Dota has also introduced new policies and permissions, which help you lock down at runtime what programs do and don't have access to. Within NPM specifically, there's also been a ton of audit improvements. In NPM v.8.16, we launched something called the Dependency Selector Synthesis. This language borrows heavily from CSS. It's holding a number of similar redundant filter mechanisms that we've had in the past and helping to create a language that easily answers multifaceted questions about your dependencies and their relationships.
Here are some examples of just how powerful and expressive this language is. You can create various CSS-like queries for dependencies using the NPM query command. Specifically, you can dive into your package's metadata and ask for things like packages with specific licenses that you do or don't want, or specific versions that may or may not be compliant with your specific heuristics. Attributes are also available through the selector syntax, as well as metadata about the type of dependency it is. In the last example, we actually look for any package or dependency that has any install scripts, essentially creating a query of finding any potential mutable references within our dependency graph.
Just like the browser, we've made this syntax available through a method that hangs off an arborist dependency tree.

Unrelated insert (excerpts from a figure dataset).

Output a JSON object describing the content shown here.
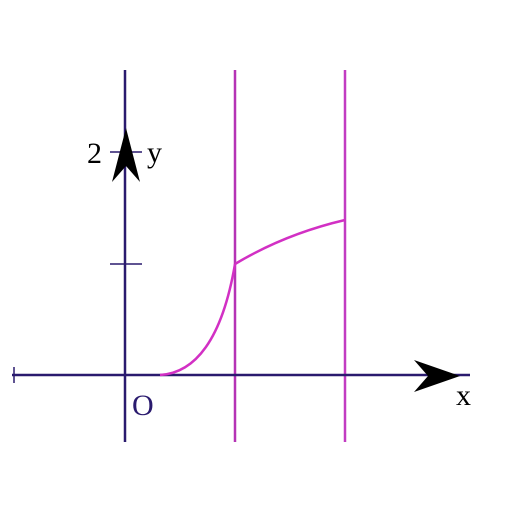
{
  "labels": {
    "y_tick": "2",
    "y_axis": "y",
    "origin": "O",
    "x_axis": "x"
  }
}
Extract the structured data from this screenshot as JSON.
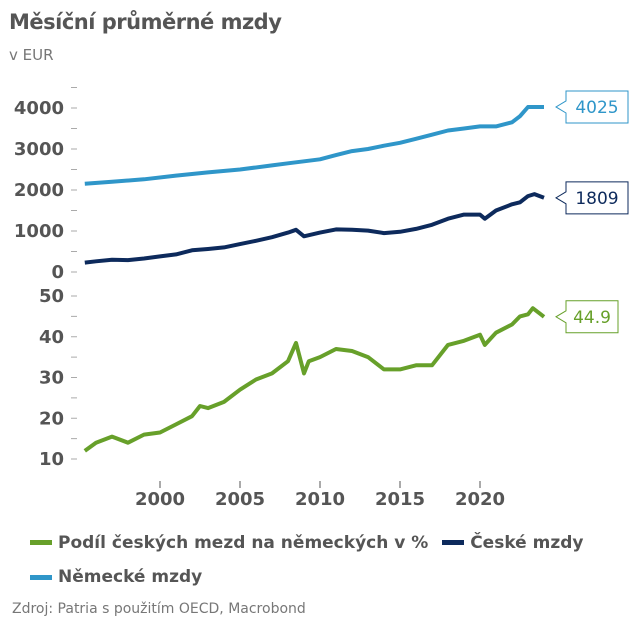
{
  "title": "Měsíční průměrné mzdy",
  "subtitle": "v EUR",
  "source": "Zdroj: Patria s použitím OECD, Macrobond",
  "chart_data": [
    {
      "type": "line",
      "panel": "top",
      "ylim": [
        0,
        4500
      ],
      "yticks": [
        "0",
        "1000",
        "2000",
        "3000",
        "4000"
      ],
      "grid": false,
      "series": [
        {
          "name": "Německé mzdy",
          "color": "#2f96c9",
          "last_label": "4025",
          "x": [
            1995.3,
            1997,
            1999,
            2001,
            2003,
            2005,
            2007,
            2008,
            2009,
            2010,
            2011,
            2012,
            2013,
            2014,
            2015,
            2016,
            2017,
            2018,
            2019,
            2020,
            2021,
            2022,
            2022.5,
            2023,
            2024
          ],
          "y": [
            2150,
            2200,
            2260,
            2350,
            2430,
            2500,
            2600,
            2650,
            2700,
            2750,
            2850,
            2950,
            3000,
            3080,
            3150,
            3250,
            3350,
            3450,
            3500,
            3550,
            3550,
            3650,
            3800,
            4025,
            4025
          ]
        },
        {
          "name": "České mzdy",
          "color": "#0d2a5c",
          "last_label": "1809",
          "x": [
            1995.3,
            1996,
            1997,
            1998,
            1999,
            2000,
            2001,
            2002,
            2003,
            2004,
            2005,
            2006,
            2007,
            2008,
            2008.5,
            2009,
            2010,
            2011,
            2012,
            2013,
            2014,
            2015,
            2016,
            2017,
            2018,
            2019,
            2020,
            2020.3,
            2021,
            2022,
            2022.5,
            2023,
            2023.4,
            2024
          ],
          "y": [
            230,
            260,
            300,
            290,
            330,
            380,
            430,
            530,
            560,
            600,
            680,
            760,
            850,
            960,
            1030,
            870,
            960,
            1040,
            1030,
            1010,
            950,
            980,
            1050,
            1150,
            1300,
            1400,
            1400,
            1300,
            1500,
            1650,
            1700,
            1850,
            1900,
            1809
          ]
        }
      ]
    },
    {
      "type": "line",
      "panel": "bottom",
      "ylim": [
        7,
        52
      ],
      "yticks": [
        "10",
        "20",
        "30",
        "40",
        "50"
      ],
      "xticks": [
        "2000",
        "2005",
        "2010",
        "2015",
        "2020"
      ],
      "grid": false,
      "series": [
        {
          "name": "Podíl českých mezd na německých v %",
          "color": "#67a02a",
          "last_label": "44.9",
          "x": [
            1995.3,
            1996,
            1997,
            1998,
            1999,
            2000,
            2001,
            2002,
            2002.5,
            2003,
            2004,
            2005,
            2006,
            2007,
            2008,
            2008.5,
            2009,
            2009.3,
            2010,
            2011,
            2012,
            2013,
            2014,
            2015,
            2016,
            2017,
            2018,
            2019,
            2020,
            2020.3,
            2021,
            2022,
            2022.5,
            2023,
            2023.3,
            2023.8,
            2024
          ],
          "y": [
            12,
            14,
            15.5,
            14,
            16,
            16.5,
            18.5,
            20.5,
            23,
            22.5,
            24,
            27,
            29.5,
            31,
            34,
            38.5,
            31,
            34,
            35,
            37,
            36.5,
            35,
            32,
            32,
            33,
            33,
            38,
            39,
            40.5,
            38,
            41,
            43,
            45,
            45.5,
            47,
            45.5,
            44.9
          ]
        }
      ]
    }
  ],
  "legend": [
    {
      "label": "Podíl českých mezd na německých v %",
      "color": "#67a02a"
    },
    {
      "label": "České mzdy",
      "color": "#0d2a5c"
    },
    {
      "label": "Německé mzdy",
      "color": "#2f96c9"
    }
  ]
}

The method is called QuerySelectorAll, which should be familiar for front-end developers. If you'd like to try out the selector syntax, you can by running npm query and providing a selector. In this example, I'm looking for any dependency that has a version less than 1.0.0. And then I pass that to jq and do some fun stuff while mapping over the version and the version name.
We hope that this tooling will help you find bugs better. Isolating them within the graph and ensuring that you understand what exactly is being installed. Notable selectors that exist today are things like samber and outdated. Not yet implemented, but hopefully soon will be the vulnerable status, as well as the CVE and CWE pseudo selectors. There's currently an open RFC for audit queries being added to the NPM audit command. This would allow you to filter down what you care about and whether or not those dependencies are vulnerable. Currently there's an open RFC called audit policies. This feature gives you the ability to define ESLint like syntax for policies. Choosing a DSS selector along with the type for the selector, improving the audit capabilities that we have today, and generalizing heuristic enforcement.
So what are the key takeaways from this talk? Security is a team sport. If you need a package manager, you should probably be using NPM. Staying curious will keep you safe, and sharing discoveries you find helps us all.